Last week’s announcement that it has won a slot in the Queen’s speech came as good news to most of us, not least the industry lobbyists and the lawyers, who suddenly find themselves with a lot of work on their hands – and how they do that work could have a big impact on the entire sector.

So why is it good news? Well the consensus is that the 10-year-old act has been almost as frustrating as it has been beneficial. The rules on adjudication and payment have certainly reduced strife, but their poor drafting has led to many loopholes that abuse the spirit of the law and deficiencies that have hampered its efficacy.

Details of what’s in the new legislation won’t be revealed until we have sight of a draft of them, probably some time this summer, but the expectation is that it will follow the outline set out during last summer’s consultation. If that’s the case we can expect some important changes. For a start, you will be able to go to adjudication without a written contract: at the moment oral contracts aren’t recognised by the act. Then there’s the doing away with so-called Tolent clauses, which require the referring party in an adjudication to pay all the costs win or lose. Both these reforms are fairly non-contentious as they are clearly following parliament’s intentions. And specialists will be delighted if hated pay-when-certified clauses are outlawed, and if the payment framework creates a clear entitlement to interim payment.

The real fight is over payment notices, which are an area of weakness in the legislation.
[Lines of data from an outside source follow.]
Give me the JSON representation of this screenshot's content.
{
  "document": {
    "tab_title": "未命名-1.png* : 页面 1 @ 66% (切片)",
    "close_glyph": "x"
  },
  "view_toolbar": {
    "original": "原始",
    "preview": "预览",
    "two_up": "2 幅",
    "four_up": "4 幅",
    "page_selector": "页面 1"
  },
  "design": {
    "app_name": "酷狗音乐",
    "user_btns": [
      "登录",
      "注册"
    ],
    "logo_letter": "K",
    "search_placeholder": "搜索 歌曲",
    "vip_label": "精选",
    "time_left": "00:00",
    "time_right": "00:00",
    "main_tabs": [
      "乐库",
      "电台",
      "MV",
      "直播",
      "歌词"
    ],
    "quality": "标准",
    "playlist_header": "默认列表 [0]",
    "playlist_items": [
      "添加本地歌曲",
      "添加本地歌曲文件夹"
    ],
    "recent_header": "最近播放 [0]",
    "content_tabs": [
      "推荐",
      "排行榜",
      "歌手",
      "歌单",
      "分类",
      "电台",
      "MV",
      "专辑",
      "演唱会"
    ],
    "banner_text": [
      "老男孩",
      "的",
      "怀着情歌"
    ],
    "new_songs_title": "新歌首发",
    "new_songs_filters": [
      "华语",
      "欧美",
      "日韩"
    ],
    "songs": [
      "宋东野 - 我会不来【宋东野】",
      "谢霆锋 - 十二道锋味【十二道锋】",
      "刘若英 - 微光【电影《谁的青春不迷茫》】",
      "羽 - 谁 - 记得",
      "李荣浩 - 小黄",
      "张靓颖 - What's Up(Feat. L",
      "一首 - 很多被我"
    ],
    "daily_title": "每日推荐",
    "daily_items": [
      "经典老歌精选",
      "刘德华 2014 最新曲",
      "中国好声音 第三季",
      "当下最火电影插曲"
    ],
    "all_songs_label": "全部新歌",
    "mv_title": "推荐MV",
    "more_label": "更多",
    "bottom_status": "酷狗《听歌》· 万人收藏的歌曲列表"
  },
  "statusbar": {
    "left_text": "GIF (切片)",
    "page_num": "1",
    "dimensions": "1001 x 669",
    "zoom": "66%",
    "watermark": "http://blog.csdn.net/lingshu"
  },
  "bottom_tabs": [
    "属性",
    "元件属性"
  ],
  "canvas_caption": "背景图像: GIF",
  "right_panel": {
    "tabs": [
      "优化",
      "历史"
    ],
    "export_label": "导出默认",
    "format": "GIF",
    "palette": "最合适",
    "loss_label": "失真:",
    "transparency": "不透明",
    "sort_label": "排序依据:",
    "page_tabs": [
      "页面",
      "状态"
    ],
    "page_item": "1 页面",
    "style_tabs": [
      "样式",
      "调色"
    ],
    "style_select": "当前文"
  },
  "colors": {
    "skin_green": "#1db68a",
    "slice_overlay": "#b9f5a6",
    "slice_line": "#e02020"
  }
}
If the draft remains true to last year’s consultation, it will propose reinforcing payment notices with a mechanism that allows the payer to tell the payee what is likely to be paid and when – with provision for wrangles afterwards. Specialists would like it to be the other way round. They want to be able to invoice for work, and they want the onus of proof to be on the client if it wants to contest that invoice. Though there are sympathetic arguments for adopting this approach, it’s difficult to see how it could be made to work in a way that wouldn’t be unfair to the rest of the team.

There are also only so many times that officials can listen to an argument. Of course, there’s nothing to stop lobbyists bending the ears of MPs. Good luck to them (page 12). But they have to remember that the reforms are only a small part of an important housing bill organised by the communities department, which will not have the same interest in them as the department formerly known as the DTI. If they make too much fuss over the payment rules, they risk losing the baby, the bathwater and probably the bath as well.